Услышав голос своего бывшего начальника, Переселенский вздрогнул, как старый боевой конь. Не исключено, что он даже заржал. Хотя они редко встречались домами (Розалия Марковна считала Марию Ивановну простой и необразованной женщиной, с которой у нее не может быть ничего общего), все же Переселенского и Голову связывала не только служебная субординация. Было между ними несомненно что-то общее, что притягивало их друг к другу, заставляло иногда разговаривать о том о сем и даже делиться впечатлениями о книгах и кинокартинах. Аркадию Матвеевичу нравилось, когда после трудового дня начальник звонил ему по внутреннему коммутатору и коротко говорил:

— Переселенский, зайди ко мне.

И когда он заходил, Алексей Федорович запирал дверь, садился не за стол, а рядом в кресло и совсем по-свойски спрашивал:

— Ну, что там новенького в части анекдотов?
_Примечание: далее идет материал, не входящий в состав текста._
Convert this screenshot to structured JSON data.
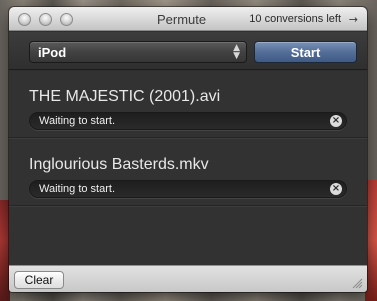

Аркадий Матвеевич рассказывал какой-нибудь анекдот и Голова хохотал, хлопая его по ноге, и сквозь слезы кричал:

— Ну, Переселенский, с тобой помрешь!..

Это были сладостные минуты.

Давно известно, что анекдоты очень сближают подчиненных и начальников, поэтому Переселенский старался всегда иметь в запасе свежий анекдот и во имя этого даже угощал изредка пивом Циника — у того их всегда было полно.

Аркадий Матвеевич знал, что Голова получил новое назначение, работает И. О. заведующего Коммунальным отделом, однако сам звонить ему не решался, понимая, что у Алексея Федоровича запарка, приемка дел, и ему не до того. Звонок по телефону его очень обрадовал; как-никак за плечами целый год совместной работы: совещания, квартальные отчеты, борьба с врагами народа, капитальный ремонт… Голос у Алексея Федоровича был, как всегда, громкий, так что дрожала мембрана, с небольшой хрипотцой.

— Как жизнь, Переселенский?

— Хочу уходить, Алексей Федорович.

— Почему так? Новое начальство не нравится?

— Чувствую, что не сработаюсь, Алексей Федорович.

— Затирают?

— Без вас трудно, Алексей Федорович… Не тот размах. Никто не нацеливает, не дает руководящих указаний, за шесть месяцев — одно собрание.

И слушая сейчас Аркадия Матвеевича, можно было подумать, что это говорит, хотя и простой, но несомненно честный, искренний человек, беспокоящийся о судьбе своего учреждения.

— А ты что вечером делаешь? — спросил вдруг Голова.

— Ничего, — быстро ответил Аркадий Матвеевич, почуяв, что у бывшего начальника есть какое-то дело к нему.

— Может, зайдешь вечерком?

— С удовольствием, Алексей Федорович.

Встреча бывших соратников хотя и проходила с присущей им скромностью, но была глубоко волнующей и свидетельствовала о том, что работа в засекреченном учреждении оставляет надолго след в сердцах его сотрудников. Гостеприимнейшая Мария Ивановна сделала пельмени, Аркадий Матвеевич принес с собой импортный коньяк, который был добыт на основании экономического закона о взаимозависимости между отдельными отраслями народного хозяйства. Розалия Марковна передала два билета в театр директору рыбного магазина, директор подбросил килограмм зернистой икры кассиру городской железнодорожной станции, кассир устроил билет в Москву уполномоченному райторготдела, уполномоченный помог приобрести две пары безразмерных носков администратору гостиницы "Периферийск", администратор дал номер находящемуся в командировке дегустатору из Тбилиси, дегустатор извлек из загашника импортный коньяк, который и попал к Розалии Марковне, замкнув, таким образом, круг.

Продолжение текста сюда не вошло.